Maidu Bahetihazi, Martinez-Legazpi Pablo, Guerrero-Hurtado Manuel, Nguyen Cathleen M, Gonzalo Alejandro, Kahn Andrew M, Bermejo Javier, Flores Oscar, Del Alamo Juan C
Dept. of Mechanical Engineering, University of Washington, Seattle, WA, USA.
Dept. of Mathematical Physics and Fluids. Universidad Nacional de Educación a Distancia & CIBERCV, Madrid, Spain.
Comput Biol Med. 2025 Feb;185:109476. doi: 10.1016/j.compbiomed.2024.109476. Epub 2024 Dec 12.
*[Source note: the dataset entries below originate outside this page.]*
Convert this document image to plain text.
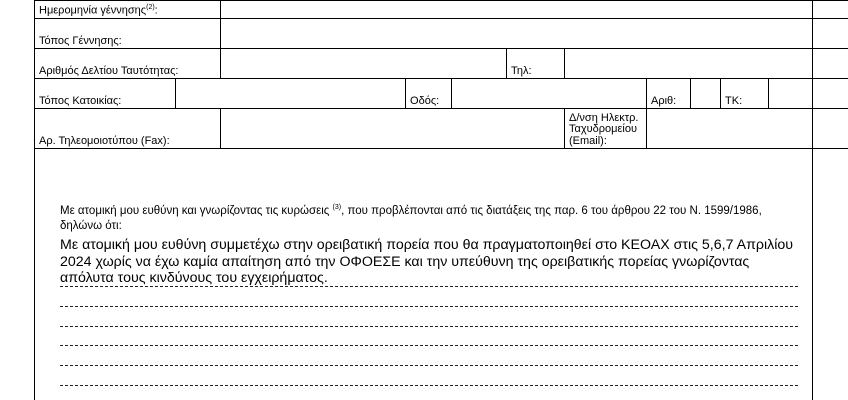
Ημερομηνία γέννησης$^{(2)}$:										
Τόπος Γέννησης:										
Αριθμός Δελτίου Ταυτότητας:					Τηλ:					
Τόπος Κατοικίας:			Οδός:				Αριθ:		ΤΚ:	
Αρ. Τηλεομοιοτύπου (Fax):						Δ/νση Ηλεκτρ.
Ταχυδρομείου
(Email):				
Με ατομική μου ευθύνη και γνωρίζοντας τις κυρώσεις $^{(3)}$, που προβλέπονται από τις διατάξεις της παρ. 6 του άρθρου 22 του Ν. 1599/1986, δηλώνω ότι:
Με ατομική μου ευθύνη συμμετέχω στην ορειβατική πορεία που θα πραγματοποιηθεί στο ΚΕΟΑΧ στις 5,6,7 Απριλίου 2024 χωρίς να έχω καμία απαίτηση από την ΟΦΟΕΣΕ και την υπεύθυνη της ορειβατικής πορείας γνωρίζοντας απόλυτα τους κινδύνους του εγχειρήματος.
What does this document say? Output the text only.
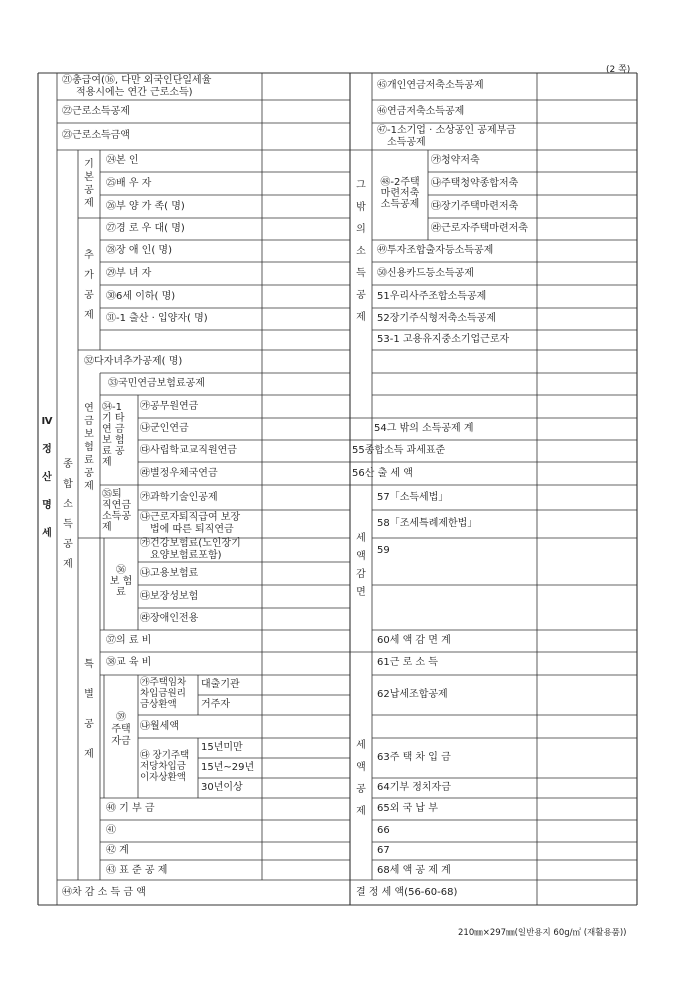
(2 쪽)
210㎜×297㎜(일반용지 60g/㎡ (재활용품))
Ⅳ
정
산
명
세
㉑총급여(⑯, 다만 외국인단일세율
적용시에는 연간 근로소득)
㉒근로소득공제
㉓근로소득금액
종
합
소
득
공
제
기
본
공
제
㉔본 인
㉕배 우 자
㉖부 양 가 족( 명)
추
가
공
제
㉗경 로 우 대( 명)
㉘장 애 인( 명)
㉙부 녀 자
㉚6세 이하( 명)
㉛-1 출산 · 입양자( 명)
㉜다자녀추가공제( 명)
연
금
보
험
료
공
제
㉝국민연금보험료공제
㉞-1
기 타
연 금
보 험
료 공
제
㉮공무원연금
㉯군인연금
㉰사립학교교직원연금
㉱별정우체국연금
㉟퇴
직연금
소득공
제
㉮과학기술인공제
㉯근로자퇴직급여 보장
법에 따른 퇴직연금
특
별
공
제
㊱
보 험
료
㉮건강보험료(노인장기
요양보험료포함)
㉯고용보험료
㉰보장성보험
㉱장애인전용
㊲의 료 비
㊳교 육 비
㊴
주택
자금
㉮주택임차
차입금원리
금상환액
대출기관
거주자
㉯월세액
㉰ 장기주택
저당차입금
이자상환액
15년미만
15년~29년
30년이상
㊵ 기 부 금
㊶
㊷ 계
㊸ 표 준 공 제
㊹차 감 소 득 금 액
그
밖
의
소
득
공
제
㊺개인연금저축소득공제
㊻연금저축소득공제
㊼-1소기업 · 소상공인 공제부금
소득공제
㊽-2주택
마련저축
소득공제
㉮청약저축
㉯주택청약종합저축
㉰장기주택마련저축
㉱근로자주택마련저축
㊾투자조합출자등소득공제
㊿신용카드등소득공제
51우리사주조합소득공제
52장기주식형저축소득공제
53-1 고용유지중소기업근로자
54그 밖의 소득공제 계
55종합소득 과세표준
56산 출 세 액
세
액
감
면
57「소득세법」
58「조세특례제한법」
59
60세 액 감 면 계
세
액
공
제
61근 로 소 득
62납세조합공제
63주 택 차 입 금
64기부 정치자금
65외 국 납 부
66
67
68세 액 공 제 계
결 정 세 액(56-60-68)
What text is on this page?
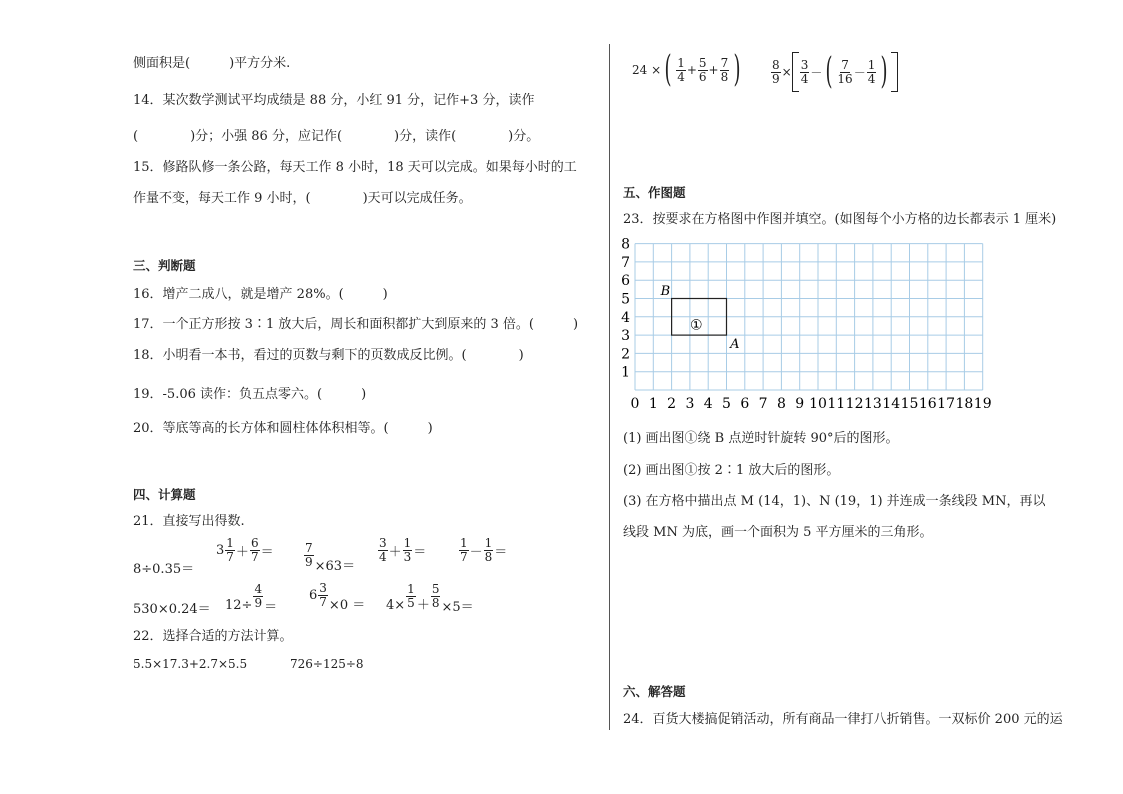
侧面积是(　　　)平方分米.
14．某次数学测试平均成绩是 88 分，小红 91 分，记作+3 分，读作
(　　　　)分；小强 86 分，应记作(　　　　)分，读作(　　　　)分。
15．修路队修一条公路，每天工作 8 小时，18 天可以完成。如果每小时的工
作量不变，每天工作 9 小时，(　　　　)天可以完成任务。
三、判断题
16．增产二成八，就是增产 28%。(　　　)
17．一个正方形按 3∶1 放大后，周长和面积都扩大到原来的 3 倍。(　　　)
18．小明看一本书，看过的页数与剩下的页数成反比例。(　　　　)
19．-5.06 读作：负五点零六。(　　　)
20．等底等高的长方体和圆柱体体积相等。(　　　)
四、计算题
21．直接写出得数.
8÷0.35＝
$3 \frac{1}{7} + \frac{6}{7}$ ＝	$\frac{7}{9} \times 63=$
$\frac{3}{4} + \frac{1}{3}$ ＝	$\frac{1}{7} - \frac{1}{8}$ ＝
$530\times 0.24= 12\div \frac{4}{9}$ ＝
$6 \frac{3}{7} \times 0 = 4\times \frac{1}{5} + \frac{5}{8} \times 5=$
22．选择合适的方法计算。
5.5×17.3+2.7×5.5	726÷125÷8
24 × ( $\frac{1}{4} + \frac{5}{6} + \frac{7}{8}$ )	$\frac{8}{9} \times \frac{3}{4}$ － ( $\frac{7}{16} - \frac{1}{4}$ )
五、作图题
23．按要求在方格图中作图并填空。(如图每个小方格的边长都表示 1 厘米)
0 1 2 3 4 5 6 7 8 9 10 11 12 13 14 15 16 17 18 19
1
2
3
4
5
6
7
8
①
B
A
(1) 画出图①绕 B 点逆时针旋转 90°后的图形。
(2) 画出图①按 2∶1 放大后的图形。
(3) 在方格中描出点 M (14，1)、N (19，1) 并连成一条线段 MN，再以
线段 MN 为底，画一个面积为 5 平方厘米的三角形。
六、解答题
24．百货大楼搞促销活动，所有商品一律打八折销售。一双标价 200 元的运
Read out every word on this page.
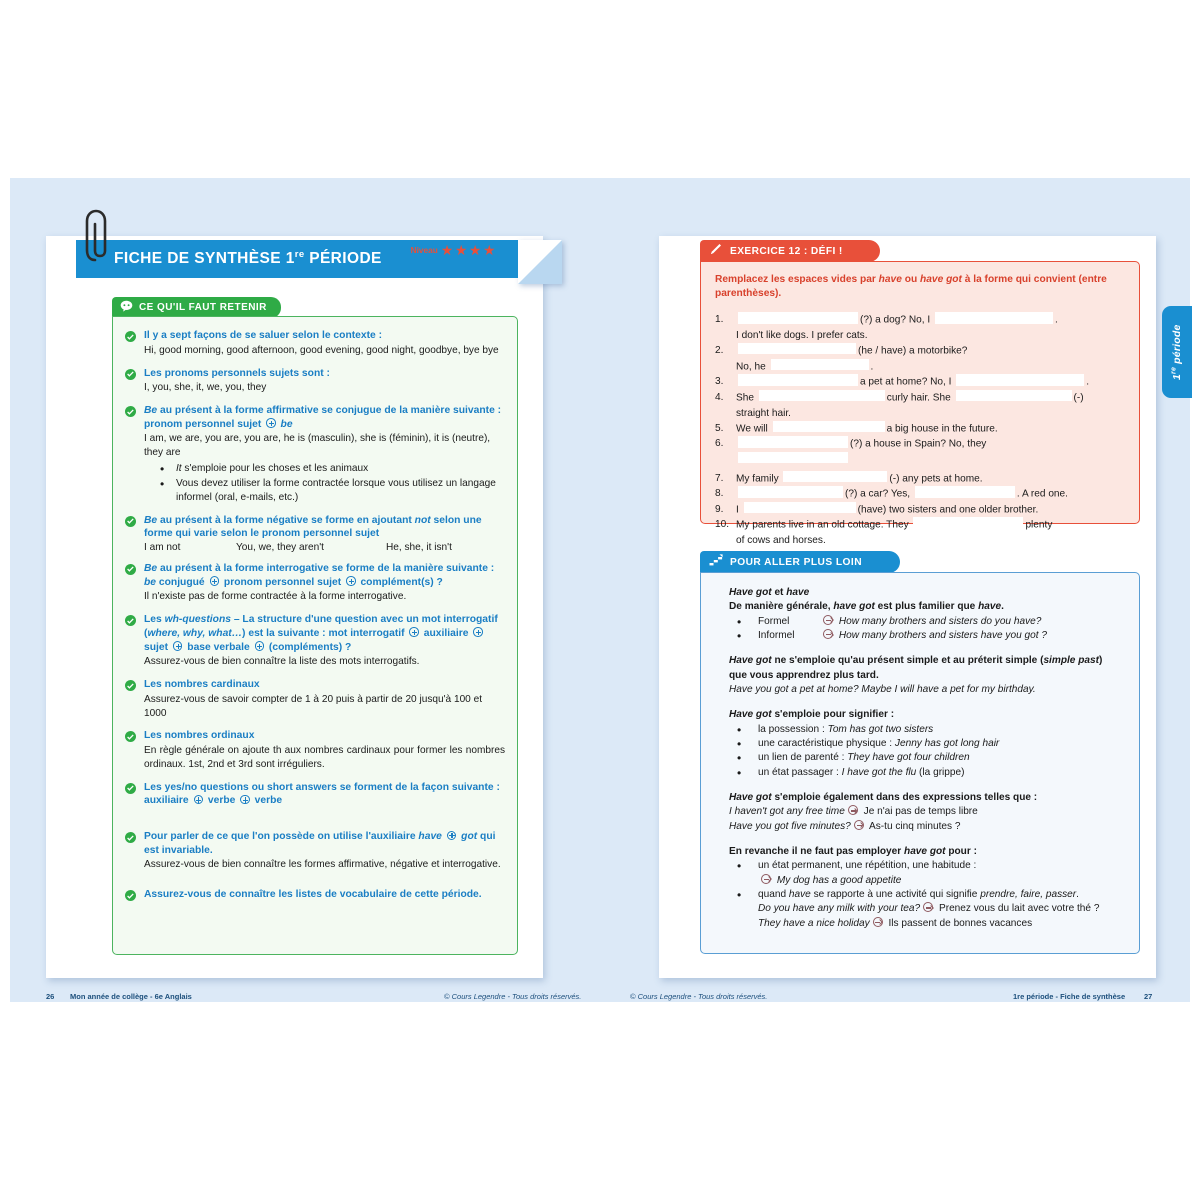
FICHE DE SYNTHÈSE 1re PÉRIODE
CE QU'IL FAUT RETENIR
Il y a sept façons de se saluer selon le contexte :
Hi, good morning, good afternoon, good evening, good night, goodbye, bye bye
Les pronoms personnels sujets sont :
I, you, she, it, we, you, they
Be au présent à la forme affirmative se conjugue de la manière suivante : pronom personnel sujet  be
I am, we are, you are, you are, he is (masculin), she is (féminin), it is (neutre), they are
• It s'emploie pour les choses et les animaux
• Vous devez utiliser la forme contractée lorsque vous utilisez un langage informel (oral, e-mails, etc.)
Be au présent à la forme négative se forme en ajoutant not selon une forme qui varie selon le pronom personnel sujet
I am not	You, we, they aren't	He, she, it isn't
Be au présent à la forme interrogative se forme de la manière suivante : be conjugué  pronom personnel sujet  complément(s) ?
Il n'existe pas de forme contractée à la forme interrogative.
Les wh-questions – La structure d'une question avec un mot interrogatif (where, why, what…) est la suivante : mot interrogatif  auxiliaire  sujet  base verbale  (compléments) ?
Assurez-vous de bien connaître la liste des mots interrogatifs.
Les nombres cardinaux
Assurez-vous de savoir compter de 1 à 20 puis à partir de 20 jusqu'à 100 et 1000
Les nombres ordinaux
En règle générale on ajoute th aux nombres cardinaux pour former les nombres ordinaux. 1st, 2nd et 3rd sont irréguliers.
Les yes/no questions ou short answers se forment de la façon suivante : auxiliaire  verbe  verbe
Pour parler de ce que l'on possède on utilise l'auxiliaire have got qui est invariable.
Assurez-vous de bien connaître les formes affirmative, négative et interrogative.
Assurez-vous de connaître les listes de vocabulaire de cette période.
EXERCICE 12 : DÉFI !
Niveau ★★★★
Remplacez les espaces vides par have ou have got à la forme qui convient (entre parenthèses).
1.	(?) a dog? No, I	.
I don't like dogs. I prefer cats.
2.	(he / have) a motorbike?
No, he	.
3.	a pet at home? No, I	.
4.	She	curly hair. She	(-)
straight hair.
5.	We will	a big house in the future.
6.	(?) a house in Spain? No, they
7.	My family	(-) any pets at home.
8.	(?) a car? Yes,	. A red one.
9.	I	(have) two sisters and one older brother.
10. My parents live in an old cottage. They	plenty
of cows and horses.
POUR ALLER PLUS LOIN
Have got et have
De manière générale, have got est plus familier que have.
• Formel	How many brothers and sisters do you have?
• Informel	How many brothers and sisters have you got ?
Have got ne s'emploie qu'au présent simple et au préterit simple (simple past) que vous apprendrez plus tard.
Have you got a pet at home? Maybe I will have a pet for my birthday.
Have got s'emploie pour signifier :
• la possession : Tom has got two sisters
• une caractéristique physique : Jenny has got long hair
• un lien de parenté : They have got four children
• un état passager : I have got the flu (la grippe)
Have got s'emploie également dans des expressions telles que :
I haven't got any free time Je n'ai pas de temps libre
Have you got five minutes? As-tu cinq minutes ?
En revanche il ne faut pas employer have got pour :
• un état permanent, une répétition, une habitude :
My dog has a good appetite
• quand have se rapporte à une activité qui signifie prendre, faire, passer.
Do you have any milk with your tea? Prenez vous du lait avec votre thé ?
They have a nice holiday Ils passent de bonnes vacances
1re période
26 Mon année de collège - 6e Anglais	© Cours Legendre - Tous droits réservés.	© Cours Legendre - Tous droits réservés.	1re période - Fiche de synthèse	27
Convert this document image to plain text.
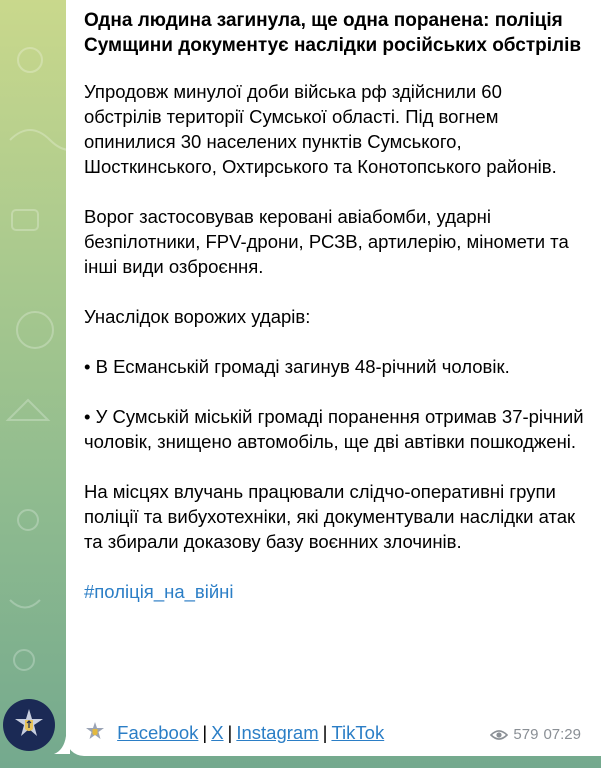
Одна людина загинула, ще одна поранена: поліція Сумщини документує наслідки російських обстрілів
Упродовж минулої доби війська рф здійснили 60 обстрілів території Сумської області. Під вогнем опинилися 30 населених пунктів Сумського, Шосткинського, Охтирського та Конотопського районів.
Ворог застосовував керовані авіабомби, ударні безпілотники, FPV-дрони, РСЗВ, артилерію, міномети та інші види озброєння.
Унаслідок ворожих ударів:
• В Есманській громаді загинув 48-річний чоловік.
• У Сумській міській громаді поранення отримав 37-річний чоловік, знищено автомобіль, ще дві автівки пошкоджені.
На місцях влучань працювали слідчо-оперативні групи поліції та вибухотехніки, які документували наслідки атак та збирали доказову базу воєнних злочинів.
#поліція_на_війні
Facebook | X | Instagram | TikTok	579 07:29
Intraventricular vector flow mapping (VFM) is an increasingly adopted echocardiographic technique that derives time-resolved two-dimensional flow maps in the left ventricle (LV) from color-Doppler sequences. Current VFM models rely on kinematic constraints arising from planar flow incompressibility. However, these models are not informed by crucial information about flow physics; most notably the forces within the fluid and the resulting accelerations. This limitation has rendered VFM unable to combine information from different time frames in an acquisition sequence or derive fluctuating pressure maps. In this study, we leveraged recent advances in artificial intelligence (AI) to develop AI-VFM, a vector flow mapping modality that uses physics-informed neural networks (PINNs) encoding mass conservation and momentum balance inside the LV, and no-slip boundary conditions at the LV endocardium. AI-VFM recovers the flow and pressure fields in the LV from standard echocardiographic scans. It performs phase unwrapping and recovers flow data in areas without input color-Doppler data. AI-VFM also recovers complete flow maps at time points without color-Doppler input data, producing super-resolution flow maps. We validate AI-VFM using physiological simulated LV data and show that informing the PINNs with momentum balance is essential for achieving temporal super-resolution and significantly increases the accuracy of AI-VFM compared to informing the PINNs only with mass conservation. AI-VFM is solely informed by each patient's flow physics; it does not utilize explicit smoothness constraints or incorporate data from other patients or flow models. AI-VFM takes 15 min to run in off-the-shelf graphics processing units and its underlying PINN framework could be extended to map other flow-associated metrics such as blood residence time or the concentration of coagulation species.
心室内向量流映射(VFM)是一种越来越多地被采用的超声心动图技术,它从彩色多普勒序列中获取左心室(LV)的时间分辨二维流图。当前的VFM模型依赖于平面流不可压缩性产生的运动学约束。然而,这些模型并未考虑有关流动物理的关键信息;最显著的是流体内部的力和由此产生的加速度。这一局限性使得VFM无法在采集序列中组合来自不同时间帧的信息,也无法导出波动压力图。在本研究中,我们利用人工智能(AI)的最新进展开发了AI-VFM,这是一种向量流映射模式,它使用了在左心室内编码质量守恒和动量平衡的物理信息神经网络(PINN),以及左心内膜处的无滑移边界条件。AI-VFM从标准超声心动图扫描中恢复左心室内的流场和压力场。它执行相位解缠,并在没有输入彩色多普勒数据的区域恢复流数据。AI-VFM还能在没有彩色多普勒输入数据的时间点恢复完整的流图,生成超分辨率流图。我们使用生理模拟的左心室数据验证了AI-VFM,并表明用动量平衡为PINN提供信息对于实现时间超分辨率至关重要,并且与仅用质量守恒为PINN提供信息相比,显著提高了AI-VFM的准确性。AI-VFM仅由每个患者的流动物理信息提供信息;它不使用明确的平滑约束,也不合并来自其他患者或流模型的数据。AI-VFM在现成的图形处理单元上运行需要15分钟,其底层的PINN框架可以扩展以映射其他与流相关的指标,如血液停留时间或凝血物质的浓度。